The challenge of the project was to maximize the value of a depleted asset through the framework of the c ontract. This mature asset has many opportunities to boost production and reserves by implementing an aggressive fit-for purpose development. The opportunities screened and implemented in only 12 months consisted of reaching new oil in appraisal and exploration areas and redevelopment of mature zones with horizontal and infill drilling with mainly reentry wells. Most valuable of all was the implementation of six waterflooding projects.
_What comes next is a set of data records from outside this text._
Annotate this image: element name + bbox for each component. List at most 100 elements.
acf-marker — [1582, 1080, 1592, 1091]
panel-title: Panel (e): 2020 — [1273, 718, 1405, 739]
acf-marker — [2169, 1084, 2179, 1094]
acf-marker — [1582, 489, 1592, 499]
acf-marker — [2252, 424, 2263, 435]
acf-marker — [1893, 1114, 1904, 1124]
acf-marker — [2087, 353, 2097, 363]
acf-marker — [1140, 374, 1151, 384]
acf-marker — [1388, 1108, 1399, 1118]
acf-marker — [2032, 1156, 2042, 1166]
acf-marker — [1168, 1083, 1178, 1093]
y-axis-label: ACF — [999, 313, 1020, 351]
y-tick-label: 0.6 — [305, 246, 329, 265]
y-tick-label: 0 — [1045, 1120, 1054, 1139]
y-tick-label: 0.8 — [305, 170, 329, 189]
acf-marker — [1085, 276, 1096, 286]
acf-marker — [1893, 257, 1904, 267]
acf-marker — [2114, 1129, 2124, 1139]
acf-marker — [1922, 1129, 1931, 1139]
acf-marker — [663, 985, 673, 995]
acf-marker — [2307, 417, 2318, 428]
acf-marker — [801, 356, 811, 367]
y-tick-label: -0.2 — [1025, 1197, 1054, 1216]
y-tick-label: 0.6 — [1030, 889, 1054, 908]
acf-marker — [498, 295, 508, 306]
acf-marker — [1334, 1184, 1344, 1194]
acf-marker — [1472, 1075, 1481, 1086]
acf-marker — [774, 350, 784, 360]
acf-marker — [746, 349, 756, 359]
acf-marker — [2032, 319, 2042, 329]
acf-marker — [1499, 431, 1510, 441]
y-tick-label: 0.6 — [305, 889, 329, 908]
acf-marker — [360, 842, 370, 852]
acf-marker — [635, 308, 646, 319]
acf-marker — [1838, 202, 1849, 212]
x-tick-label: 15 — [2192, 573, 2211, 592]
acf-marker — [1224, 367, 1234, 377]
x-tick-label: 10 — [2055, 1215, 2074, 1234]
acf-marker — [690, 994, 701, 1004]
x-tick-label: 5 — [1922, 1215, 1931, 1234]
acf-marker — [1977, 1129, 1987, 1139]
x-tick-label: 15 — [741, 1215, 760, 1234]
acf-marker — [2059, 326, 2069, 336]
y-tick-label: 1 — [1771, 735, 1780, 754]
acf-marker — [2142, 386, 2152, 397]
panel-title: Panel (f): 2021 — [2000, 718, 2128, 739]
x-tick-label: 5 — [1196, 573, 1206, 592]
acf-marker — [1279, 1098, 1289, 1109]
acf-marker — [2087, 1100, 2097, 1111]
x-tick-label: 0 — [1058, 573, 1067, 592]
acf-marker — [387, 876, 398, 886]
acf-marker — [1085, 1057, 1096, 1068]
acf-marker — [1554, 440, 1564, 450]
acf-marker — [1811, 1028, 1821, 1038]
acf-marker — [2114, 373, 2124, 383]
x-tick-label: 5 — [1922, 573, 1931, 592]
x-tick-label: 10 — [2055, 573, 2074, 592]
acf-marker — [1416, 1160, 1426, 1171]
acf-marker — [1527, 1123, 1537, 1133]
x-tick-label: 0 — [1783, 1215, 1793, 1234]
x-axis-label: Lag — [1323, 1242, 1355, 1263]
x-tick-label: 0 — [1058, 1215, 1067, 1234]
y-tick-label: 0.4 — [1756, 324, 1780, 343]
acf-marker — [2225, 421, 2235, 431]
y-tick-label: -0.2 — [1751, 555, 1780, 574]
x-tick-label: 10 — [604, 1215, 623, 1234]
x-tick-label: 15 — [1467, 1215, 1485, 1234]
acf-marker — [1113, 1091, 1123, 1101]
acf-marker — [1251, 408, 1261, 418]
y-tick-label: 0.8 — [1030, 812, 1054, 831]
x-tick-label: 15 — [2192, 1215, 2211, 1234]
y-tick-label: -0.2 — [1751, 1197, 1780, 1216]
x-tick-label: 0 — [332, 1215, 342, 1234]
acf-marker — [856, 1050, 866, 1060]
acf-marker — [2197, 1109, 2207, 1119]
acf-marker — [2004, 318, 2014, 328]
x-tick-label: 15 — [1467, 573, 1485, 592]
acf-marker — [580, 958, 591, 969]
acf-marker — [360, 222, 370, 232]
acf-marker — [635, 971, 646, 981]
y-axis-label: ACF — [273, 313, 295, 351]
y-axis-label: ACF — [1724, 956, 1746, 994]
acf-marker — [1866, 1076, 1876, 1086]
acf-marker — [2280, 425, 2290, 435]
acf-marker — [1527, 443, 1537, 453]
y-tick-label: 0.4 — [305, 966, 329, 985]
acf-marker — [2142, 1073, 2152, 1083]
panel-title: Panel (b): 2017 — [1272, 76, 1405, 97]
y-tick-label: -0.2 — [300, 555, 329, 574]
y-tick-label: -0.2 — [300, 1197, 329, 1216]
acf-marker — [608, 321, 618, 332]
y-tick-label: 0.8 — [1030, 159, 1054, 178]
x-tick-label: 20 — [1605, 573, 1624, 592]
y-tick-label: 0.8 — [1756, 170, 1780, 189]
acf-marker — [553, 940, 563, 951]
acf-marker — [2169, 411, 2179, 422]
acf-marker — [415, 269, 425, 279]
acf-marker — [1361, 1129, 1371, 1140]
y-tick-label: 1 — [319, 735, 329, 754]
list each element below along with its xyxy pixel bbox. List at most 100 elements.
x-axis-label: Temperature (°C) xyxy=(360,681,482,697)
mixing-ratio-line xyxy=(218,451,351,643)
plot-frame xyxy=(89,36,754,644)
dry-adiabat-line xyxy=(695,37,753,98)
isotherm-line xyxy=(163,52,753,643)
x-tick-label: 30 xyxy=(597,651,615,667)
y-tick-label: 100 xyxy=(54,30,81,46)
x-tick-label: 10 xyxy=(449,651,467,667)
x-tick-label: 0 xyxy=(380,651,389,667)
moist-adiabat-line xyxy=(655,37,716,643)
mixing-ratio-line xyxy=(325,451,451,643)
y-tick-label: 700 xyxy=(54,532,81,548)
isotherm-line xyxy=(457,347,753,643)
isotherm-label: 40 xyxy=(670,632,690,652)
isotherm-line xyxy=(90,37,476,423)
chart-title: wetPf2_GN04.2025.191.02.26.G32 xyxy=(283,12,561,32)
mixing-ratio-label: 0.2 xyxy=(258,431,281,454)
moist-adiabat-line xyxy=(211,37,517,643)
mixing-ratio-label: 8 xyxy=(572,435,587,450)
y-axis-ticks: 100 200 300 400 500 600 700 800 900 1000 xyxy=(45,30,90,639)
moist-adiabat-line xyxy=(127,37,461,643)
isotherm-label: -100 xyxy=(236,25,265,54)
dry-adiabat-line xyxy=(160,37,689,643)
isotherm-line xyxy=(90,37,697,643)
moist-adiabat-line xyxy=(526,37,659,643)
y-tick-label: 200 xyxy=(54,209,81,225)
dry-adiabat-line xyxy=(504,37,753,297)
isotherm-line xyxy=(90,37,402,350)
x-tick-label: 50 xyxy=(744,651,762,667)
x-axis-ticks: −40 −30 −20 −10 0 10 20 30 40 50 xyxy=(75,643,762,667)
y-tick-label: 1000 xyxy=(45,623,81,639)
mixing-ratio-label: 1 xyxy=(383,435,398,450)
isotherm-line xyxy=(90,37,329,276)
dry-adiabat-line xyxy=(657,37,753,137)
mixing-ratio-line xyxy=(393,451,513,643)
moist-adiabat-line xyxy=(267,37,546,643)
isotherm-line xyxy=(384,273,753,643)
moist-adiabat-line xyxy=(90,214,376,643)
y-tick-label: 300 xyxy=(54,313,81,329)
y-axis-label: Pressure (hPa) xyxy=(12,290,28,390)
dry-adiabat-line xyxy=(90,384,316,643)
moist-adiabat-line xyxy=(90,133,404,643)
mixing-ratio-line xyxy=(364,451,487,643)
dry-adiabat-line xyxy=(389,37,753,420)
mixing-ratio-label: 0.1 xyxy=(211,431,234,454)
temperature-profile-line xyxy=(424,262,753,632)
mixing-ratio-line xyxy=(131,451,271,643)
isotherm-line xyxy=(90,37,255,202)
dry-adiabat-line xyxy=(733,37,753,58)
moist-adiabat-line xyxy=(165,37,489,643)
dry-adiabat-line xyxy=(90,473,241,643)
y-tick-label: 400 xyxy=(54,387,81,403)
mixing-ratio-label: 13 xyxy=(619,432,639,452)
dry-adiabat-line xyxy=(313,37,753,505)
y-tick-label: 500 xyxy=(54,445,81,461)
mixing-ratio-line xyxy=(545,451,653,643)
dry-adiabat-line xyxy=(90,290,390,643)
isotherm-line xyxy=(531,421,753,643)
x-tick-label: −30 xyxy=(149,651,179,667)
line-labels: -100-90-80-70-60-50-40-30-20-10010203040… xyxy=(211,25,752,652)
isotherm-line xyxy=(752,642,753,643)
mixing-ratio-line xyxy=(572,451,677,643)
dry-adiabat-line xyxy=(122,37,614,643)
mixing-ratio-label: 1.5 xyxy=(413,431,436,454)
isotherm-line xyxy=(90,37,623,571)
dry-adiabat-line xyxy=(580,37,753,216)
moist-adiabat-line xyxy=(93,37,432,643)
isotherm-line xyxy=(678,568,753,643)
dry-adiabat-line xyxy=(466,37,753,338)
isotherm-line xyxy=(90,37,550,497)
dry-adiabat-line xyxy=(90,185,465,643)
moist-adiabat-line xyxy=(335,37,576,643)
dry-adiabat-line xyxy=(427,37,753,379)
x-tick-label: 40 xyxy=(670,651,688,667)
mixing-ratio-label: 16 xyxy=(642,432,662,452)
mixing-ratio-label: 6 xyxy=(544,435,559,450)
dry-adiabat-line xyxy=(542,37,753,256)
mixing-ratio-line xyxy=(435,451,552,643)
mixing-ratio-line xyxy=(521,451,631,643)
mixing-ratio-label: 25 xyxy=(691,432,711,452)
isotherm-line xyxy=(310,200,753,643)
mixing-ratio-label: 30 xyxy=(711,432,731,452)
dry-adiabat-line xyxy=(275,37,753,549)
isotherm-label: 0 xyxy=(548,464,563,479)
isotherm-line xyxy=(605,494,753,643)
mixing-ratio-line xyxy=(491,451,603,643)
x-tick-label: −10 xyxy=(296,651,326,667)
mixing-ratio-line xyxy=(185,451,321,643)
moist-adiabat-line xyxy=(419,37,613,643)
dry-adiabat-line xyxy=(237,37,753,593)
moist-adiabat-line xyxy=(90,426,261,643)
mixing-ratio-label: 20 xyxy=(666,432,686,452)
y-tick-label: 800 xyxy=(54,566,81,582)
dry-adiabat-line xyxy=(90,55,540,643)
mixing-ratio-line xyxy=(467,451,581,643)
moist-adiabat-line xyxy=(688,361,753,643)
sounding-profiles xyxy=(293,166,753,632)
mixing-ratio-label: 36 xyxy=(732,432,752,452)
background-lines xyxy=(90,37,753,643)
All of these were executed in the Amazon rainforest where there is a pressing need to reduce environmental and social impact.
This exploitation philosophy has successfully changed the asset's production decline, ramping production up from 60,000 BOPD to 80,000 BOPD. This integrated field development plan has amalgamated several technologies with a specific objective of optimizing the value of the asset. The long term was assessed through the drilling of exploration and appraisal opportunities where prospective resources were recategorized to reserves. The medium term was tackled by drilling horizontal wells and re-entries to optimize sweep efficiency and implementing water injection in the main structures. The short term was directed by executing workovers in areas where the water injection was in place. The asset value was recovered and increased as shown by a reserve's replacement ratio of 1.13.
This approach will serve as a framework for the future integrated development of these types of mature assets. The technologies implemented have helped accelerating and optimizing the conceptualization and execution of the project; a few of these include high-resolution reservoir simulation, dumpflooding, closed-loop water source system, and dual-string completions. The integration of strong domain expertise, coupled with advanced technologies and workflows, has led to outstanding results.